2. leder geval van hulp worde benaderd vanuit het principiële standpunt.
Elk geval dat zich voordoet, brengt voor de diaconie de roeping mede de barmhartigheidsdienst waar te nemen op zulk een wijze, dat daarin Christus’ liefdevolle zorg voor de Zijnen blijkt. Voorkomen moet worden dat de diaconie niets anders is dan een Schakel bij of een aanvulling van de zorg door de overheid.
3. Men late de diaconale arbeid niet opgaan in louter materiële ondersteuning met daarbij het verlenen van geestelijke bijstand, maar sta naar verzorging in de meest uitgebreide zin van het woord.

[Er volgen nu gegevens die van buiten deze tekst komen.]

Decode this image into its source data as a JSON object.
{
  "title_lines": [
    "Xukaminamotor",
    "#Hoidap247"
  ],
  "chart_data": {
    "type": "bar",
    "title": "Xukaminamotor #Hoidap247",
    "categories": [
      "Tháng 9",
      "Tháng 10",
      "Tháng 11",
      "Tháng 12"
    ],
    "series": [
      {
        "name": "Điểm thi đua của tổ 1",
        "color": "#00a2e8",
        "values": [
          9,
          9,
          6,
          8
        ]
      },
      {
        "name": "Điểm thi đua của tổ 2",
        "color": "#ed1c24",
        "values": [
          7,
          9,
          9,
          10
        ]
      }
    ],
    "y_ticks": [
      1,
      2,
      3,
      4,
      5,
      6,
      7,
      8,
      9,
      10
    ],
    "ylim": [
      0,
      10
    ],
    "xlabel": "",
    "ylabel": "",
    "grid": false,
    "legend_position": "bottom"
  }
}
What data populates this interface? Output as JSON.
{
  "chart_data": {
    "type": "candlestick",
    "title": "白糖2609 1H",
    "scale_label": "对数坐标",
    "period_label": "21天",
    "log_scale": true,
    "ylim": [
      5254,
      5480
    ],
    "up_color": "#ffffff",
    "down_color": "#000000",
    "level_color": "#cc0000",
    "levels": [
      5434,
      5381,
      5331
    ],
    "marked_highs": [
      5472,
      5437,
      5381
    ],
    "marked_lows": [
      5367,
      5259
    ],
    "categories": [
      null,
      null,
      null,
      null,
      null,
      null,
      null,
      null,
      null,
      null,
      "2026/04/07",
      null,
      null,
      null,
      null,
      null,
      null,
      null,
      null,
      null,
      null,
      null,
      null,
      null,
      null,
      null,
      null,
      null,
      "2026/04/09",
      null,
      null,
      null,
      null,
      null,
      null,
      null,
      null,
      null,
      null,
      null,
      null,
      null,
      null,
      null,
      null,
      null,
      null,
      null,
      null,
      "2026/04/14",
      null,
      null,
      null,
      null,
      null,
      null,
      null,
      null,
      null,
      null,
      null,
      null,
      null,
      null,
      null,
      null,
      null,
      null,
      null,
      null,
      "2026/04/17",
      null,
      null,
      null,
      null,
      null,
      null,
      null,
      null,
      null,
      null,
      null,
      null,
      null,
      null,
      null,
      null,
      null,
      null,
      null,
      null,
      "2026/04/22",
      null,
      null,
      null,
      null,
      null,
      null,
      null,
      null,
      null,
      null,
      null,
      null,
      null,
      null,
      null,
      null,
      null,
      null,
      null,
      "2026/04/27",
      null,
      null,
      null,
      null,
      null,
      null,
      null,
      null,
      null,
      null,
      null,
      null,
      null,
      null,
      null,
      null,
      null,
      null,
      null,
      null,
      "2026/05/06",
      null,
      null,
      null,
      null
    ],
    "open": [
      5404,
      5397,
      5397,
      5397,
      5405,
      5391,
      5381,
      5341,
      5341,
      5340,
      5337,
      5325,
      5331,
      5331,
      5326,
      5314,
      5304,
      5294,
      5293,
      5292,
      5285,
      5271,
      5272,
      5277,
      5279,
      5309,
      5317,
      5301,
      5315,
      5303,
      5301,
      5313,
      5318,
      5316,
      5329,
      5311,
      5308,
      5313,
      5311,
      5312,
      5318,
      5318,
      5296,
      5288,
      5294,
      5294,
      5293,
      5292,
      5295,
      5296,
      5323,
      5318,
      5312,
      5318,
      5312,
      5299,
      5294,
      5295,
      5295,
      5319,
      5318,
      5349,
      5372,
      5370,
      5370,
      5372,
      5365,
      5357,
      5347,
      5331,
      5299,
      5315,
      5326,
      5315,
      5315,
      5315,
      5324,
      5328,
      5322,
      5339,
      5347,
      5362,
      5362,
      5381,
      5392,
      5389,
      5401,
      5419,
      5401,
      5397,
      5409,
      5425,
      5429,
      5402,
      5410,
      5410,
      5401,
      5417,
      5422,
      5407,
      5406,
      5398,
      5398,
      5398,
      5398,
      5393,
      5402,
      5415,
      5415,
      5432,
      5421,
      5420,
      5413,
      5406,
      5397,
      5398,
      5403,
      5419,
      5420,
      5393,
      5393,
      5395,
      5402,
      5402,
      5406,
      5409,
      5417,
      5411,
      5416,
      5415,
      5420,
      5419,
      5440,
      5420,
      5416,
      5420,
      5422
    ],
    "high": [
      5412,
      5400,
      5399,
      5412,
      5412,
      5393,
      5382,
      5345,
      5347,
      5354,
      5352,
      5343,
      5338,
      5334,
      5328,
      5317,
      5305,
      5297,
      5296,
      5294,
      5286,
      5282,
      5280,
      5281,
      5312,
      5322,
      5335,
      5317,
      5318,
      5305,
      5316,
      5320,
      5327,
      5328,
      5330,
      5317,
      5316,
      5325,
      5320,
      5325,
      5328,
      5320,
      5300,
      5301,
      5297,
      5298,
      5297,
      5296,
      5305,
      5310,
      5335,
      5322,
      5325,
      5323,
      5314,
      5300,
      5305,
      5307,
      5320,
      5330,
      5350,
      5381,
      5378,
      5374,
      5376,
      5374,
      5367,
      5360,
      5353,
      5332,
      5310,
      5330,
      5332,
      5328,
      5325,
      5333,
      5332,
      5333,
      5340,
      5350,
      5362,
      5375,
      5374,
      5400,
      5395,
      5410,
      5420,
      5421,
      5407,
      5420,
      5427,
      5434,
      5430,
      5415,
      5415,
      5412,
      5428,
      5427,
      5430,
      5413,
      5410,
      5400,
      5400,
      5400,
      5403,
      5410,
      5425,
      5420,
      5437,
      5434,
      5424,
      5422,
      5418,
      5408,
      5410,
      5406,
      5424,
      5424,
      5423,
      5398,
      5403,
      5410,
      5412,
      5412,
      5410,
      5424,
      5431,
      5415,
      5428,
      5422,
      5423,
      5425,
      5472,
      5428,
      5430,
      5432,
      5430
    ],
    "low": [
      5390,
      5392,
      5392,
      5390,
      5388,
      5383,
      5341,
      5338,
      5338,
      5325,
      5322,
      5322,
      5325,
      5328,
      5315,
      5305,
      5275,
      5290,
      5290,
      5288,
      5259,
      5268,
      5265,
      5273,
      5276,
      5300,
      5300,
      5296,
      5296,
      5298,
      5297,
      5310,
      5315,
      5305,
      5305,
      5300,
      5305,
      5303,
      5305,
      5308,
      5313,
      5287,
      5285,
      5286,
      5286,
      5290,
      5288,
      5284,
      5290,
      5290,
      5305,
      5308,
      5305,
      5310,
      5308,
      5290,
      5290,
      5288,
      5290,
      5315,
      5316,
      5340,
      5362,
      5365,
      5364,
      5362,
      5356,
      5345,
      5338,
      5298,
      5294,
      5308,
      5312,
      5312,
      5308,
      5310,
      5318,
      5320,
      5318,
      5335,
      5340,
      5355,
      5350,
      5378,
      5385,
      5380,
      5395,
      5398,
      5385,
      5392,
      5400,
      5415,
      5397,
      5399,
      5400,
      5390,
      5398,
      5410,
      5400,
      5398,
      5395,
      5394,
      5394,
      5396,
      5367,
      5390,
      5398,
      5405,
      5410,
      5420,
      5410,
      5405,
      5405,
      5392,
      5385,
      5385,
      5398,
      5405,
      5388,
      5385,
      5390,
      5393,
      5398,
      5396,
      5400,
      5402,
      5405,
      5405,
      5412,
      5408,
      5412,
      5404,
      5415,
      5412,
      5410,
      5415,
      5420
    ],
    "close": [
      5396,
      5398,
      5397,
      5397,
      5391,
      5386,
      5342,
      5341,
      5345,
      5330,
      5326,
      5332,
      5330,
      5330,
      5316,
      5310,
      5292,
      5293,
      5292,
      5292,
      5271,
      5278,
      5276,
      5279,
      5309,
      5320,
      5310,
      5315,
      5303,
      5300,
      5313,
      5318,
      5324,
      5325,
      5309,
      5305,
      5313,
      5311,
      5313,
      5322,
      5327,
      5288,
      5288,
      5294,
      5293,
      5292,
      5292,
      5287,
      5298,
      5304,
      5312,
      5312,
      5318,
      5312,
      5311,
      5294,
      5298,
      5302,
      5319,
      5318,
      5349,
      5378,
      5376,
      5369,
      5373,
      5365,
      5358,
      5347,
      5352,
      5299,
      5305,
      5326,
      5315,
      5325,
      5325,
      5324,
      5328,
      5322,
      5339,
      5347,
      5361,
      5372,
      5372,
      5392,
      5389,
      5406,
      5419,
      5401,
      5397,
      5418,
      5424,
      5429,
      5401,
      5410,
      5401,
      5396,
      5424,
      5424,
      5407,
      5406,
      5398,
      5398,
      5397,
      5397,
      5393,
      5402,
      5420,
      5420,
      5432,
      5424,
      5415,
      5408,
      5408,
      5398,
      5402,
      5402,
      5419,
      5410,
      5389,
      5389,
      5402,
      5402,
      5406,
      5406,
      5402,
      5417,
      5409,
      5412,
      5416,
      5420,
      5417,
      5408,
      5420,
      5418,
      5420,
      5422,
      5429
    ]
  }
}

De diaconale taak wordt vaak te eng opgevat. De periodieke uitkering en een gemoedelijk woord daarbij zijn niet het een en al. De diaken moet verder zien en de behoeften weten te peilen. Hierbij moet rekening worden gehouden met: ziekte in het gezin, die voorziening vraagt; moeilijkheden door verwrongen huwelijksverhoudingen en arbeids-belemmeringen die het gezinsleven drukken; verwaarlozing en moeilijkheden in de opvoeding der kinderen, die ingrijpen eisen; woningnood, die klemt; werkgelegenheid of Studie der kinderen, die zorgen geven; en vele andere zaken die wij niet allen behoeven te noemen. Met nadruk wordt erop gewezen, dat de diaconieën ook een preventieve taak hebben, d.w.z. dat maatregelen genomen dienen te worden, die kunnen leiden tot het voorkomen van armoede en nood. Het diaconale huisbezoek zal een steeds grotere plaats moeten gaan innemen. Deze preventieve taak zal zich ook in het bijzonder doen gelden t.a.v. verwrongen huwelijksverhoudingen en verwaarlozing van kinderen. Hier ligt een dringende verplichting voor het diaconaat, juist in deze tijd.

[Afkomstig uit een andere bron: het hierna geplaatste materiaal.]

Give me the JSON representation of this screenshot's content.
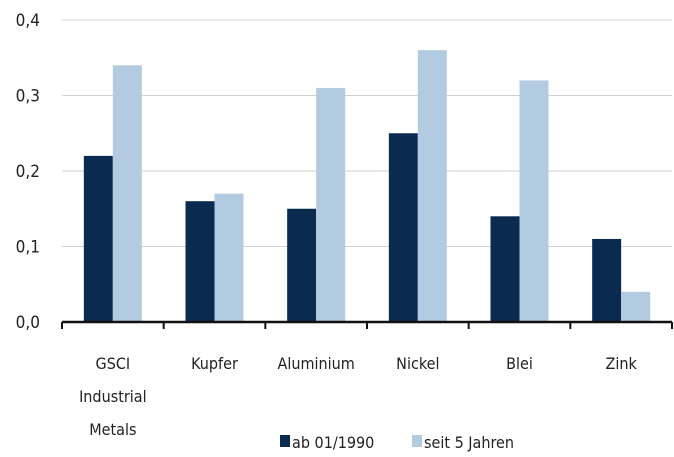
{
  "chart_data": {
    "type": "bar",
    "categories": [
      [
        "GSCI",
        "Industrial",
        "Metals"
      ],
      [
        "Kupfer"
      ],
      [
        "Aluminium"
      ],
      [
        "Nickel"
      ],
      [
        "Blei"
      ],
      [
        "Zink"
      ]
    ],
    "series": [
      {
        "name": "ab 01/1990",
        "color": "#0b2a4f",
        "values": [
          0.22,
          0.16,
          0.15,
          0.25,
          0.14,
          0.11
        ]
      },
      {
        "name": "seit 5 Jahren",
        "color": "#b3cbe0",
        "values": [
          0.34,
          0.17,
          0.31,
          0.36,
          0.32,
          0.04
        ]
      }
    ],
    "y_ticks": [
      "0,0",
      "0,1",
      "0,2",
      "0,3",
      "0,4"
    ],
    "ylim": [
      0,
      0.4
    ],
    "grid": "horizontal",
    "legend_position": "bottom"
  }
}
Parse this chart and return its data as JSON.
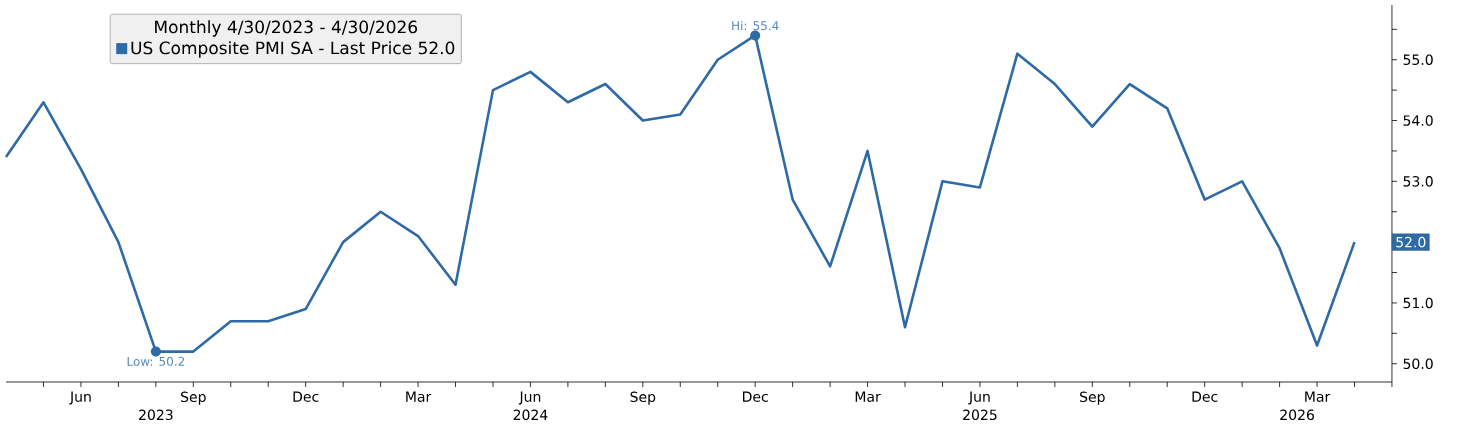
{
  "chart_data": {
    "type": "line",
    "legend_title": "Monthly 4/30/2023 - 4/30/2026",
    "x": [
      "2023-04",
      "2023-05",
      "2023-06",
      "2023-07",
      "2023-08",
      "2023-09",
      "2023-10",
      "2023-11",
      "2023-12",
      "2024-01",
      "2024-02",
      "2024-03",
      "2024-04",
      "2024-05",
      "2024-06",
      "2024-07",
      "2024-08",
      "2024-09",
      "2024-10",
      "2024-11",
      "2024-12",
      "2025-01",
      "2025-02",
      "2025-03",
      "2025-04",
      "2025-05",
      "2025-06",
      "2025-07",
      "2025-08",
      "2025-09",
      "2025-10",
      "2025-11",
      "2025-12",
      "2026-01",
      "2026-02",
      "2026-03",
      "2026-04"
    ],
    "series": [
      {
        "name": "US Composite PMI SA - Last Price 52.0",
        "color": "#2e6aa6",
        "values": [
          53.4,
          54.3,
          53.2,
          52.0,
          50.2,
          50.2,
          50.7,
          50.7,
          50.9,
          52.0,
          52.5,
          52.1,
          51.3,
          54.5,
          54.8,
          54.3,
          54.6,
          54.0,
          54.1,
          55.0,
          55.4,
          52.7,
          51.6,
          53.5,
          50.6,
          53.0,
          52.9,
          55.1,
          54.6,
          53.9,
          54.6,
          54.2,
          52.7,
          53.0,
          51.9,
          50.3,
          52.0
        ]
      }
    ],
    "xlim": [
      "2023-04",
      "2026-05"
    ],
    "xticks": [
      {
        "value": "2023-05",
        "label": null
      },
      {
        "value": "2023-06",
        "label": "Jun"
      },
      {
        "value": "2023-07",
        "label": null
      },
      {
        "value": "2023-08",
        "label": null
      },
      {
        "value": "2023-09",
        "label": "Sep"
      },
      {
        "value": "2023-10",
        "label": null
      },
      {
        "value": "2023-11",
        "label": null
      },
      {
        "value": "2023-12",
        "label": "Dec"
      },
      {
        "value": "2024-01",
        "label": null
      },
      {
        "value": "2024-02",
        "label": null
      },
      {
        "value": "2024-03",
        "label": "Mar"
      },
      {
        "value": "2024-04",
        "label": null
      },
      {
        "value": "2024-05",
        "label": null
      },
      {
        "value": "2024-06",
        "label": "Jun"
      },
      {
        "value": "2024-07",
        "label": null
      },
      {
        "value": "2024-08",
        "label": null
      },
      {
        "value": "2024-09",
        "label": "Sep"
      },
      {
        "value": "2024-10",
        "label": null
      },
      {
        "value": "2024-11",
        "label": null
      },
      {
        "value": "2024-12",
        "label": "Dec"
      },
      {
        "value": "2025-01",
        "label": null
      },
      {
        "value": "2025-02",
        "label": null
      },
      {
        "value": "2025-03",
        "label": "Mar"
      },
      {
        "value": "2025-04",
        "label": null
      },
      {
        "value": "2025-05",
        "label": null
      },
      {
        "value": "2025-06",
        "label": "Jun"
      },
      {
        "value": "2025-07",
        "label": null
      },
      {
        "value": "2025-08",
        "label": null
      },
      {
        "value": "2025-09",
        "label": "Sep"
      },
      {
        "value": "2025-10",
        "label": null
      },
      {
        "value": "2025-11",
        "label": null
      },
      {
        "value": "2025-12",
        "label": "Dec"
      },
      {
        "value": "2026-01",
        "label": null
      },
      {
        "value": "2026-02",
        "label": null
      },
      {
        "value": "2026-03",
        "label": "Mar"
      },
      {
        "value": "2026-04",
        "label": null
      },
      {
        "value": "2026-05",
        "label": null
      }
    ],
    "ylim": [
      49.7,
      55.9
    ],
    "yticks": [
      {
        "value": 50,
        "label": "50.0"
      },
      {
        "value": 50.5,
        "label": null
      },
      {
        "value": 51,
        "label": "51.0"
      },
      {
        "value": 51.5,
        "label": null
      },
      {
        "value": 52,
        "label": null
      },
      {
        "value": 52.5,
        "label": null
      },
      {
        "value": 53,
        "label": "53.0"
      },
      {
        "value": 53.5,
        "label": null
      },
      {
        "value": 54,
        "label": "54.0"
      },
      {
        "value": 54.5,
        "label": null
      },
      {
        "value": 55,
        "label": "55.0"
      },
      {
        "value": 55.5,
        "label": null
      }
    ],
    "annotations": [
      {
        "text": "Low: 50.2",
        "x": "2023-08",
        "y": 50.2
      },
      {
        "text": "Hi: 55.4",
        "x": "2024-12",
        "y": 55.4
      },
      "52.0"
    ],
    "x2lim": [
      "2023-04",
      "2026-05"
    ],
    "x2ticks": [
      {
        "value": "2023-08",
        "label": "2023"
      },
      {
        "value": "2024-06",
        "label": "2024"
      },
      {
        "value": "2025-06",
        "label": "2025"
      },
      {
        "value": "2026-02-15",
        "label": "2026"
      }
    ],
    "legend": "top left",
    "grid": false,
    "marker": "none",
    "line_style": "solid"
  }
}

4. De taak der diaconie strekt zich wijd uit. Aan barmhartigheid is geen grens.
Dit betreft de diaconale zorg in ruimere zin. De diaconie heeft bemoeienis met ziekenverpleging (ziekenhuizen), met wijkverpleging, geznszorg, verzorging van blinden, doofstommen, invaliden, geesteszieken, verlamden, onvolwaardigen, en chronische patiënten; met kinderbescherming, met bejaardenzorg. Voor elk onderdeel zal naar behoefte de beste oplossing gezocht moeten worden, waarbij gebruik is te maken van bestaande inrichtingen of instellingen. Is voor gezinszorg, huisvesting van bejaarden e.d. plaatselijk geen geschikte organisatie, dan dienen de diakenen daartoe het initiatief te nemen. In samenwerking met naburige diaconieën of zo nodig door interkerkelijke samenwerking is veel tot stand te brengen. Ook kan een landelijke organisatie gewenst zijn in navolging van hetgeen met betrekking tot de kinderbescherming is geschied. Hierbij is ook de mogelijkheid van subsidie door de overheid veelal aanwezig, waartoe geen bezwaar behoeft te bestaan.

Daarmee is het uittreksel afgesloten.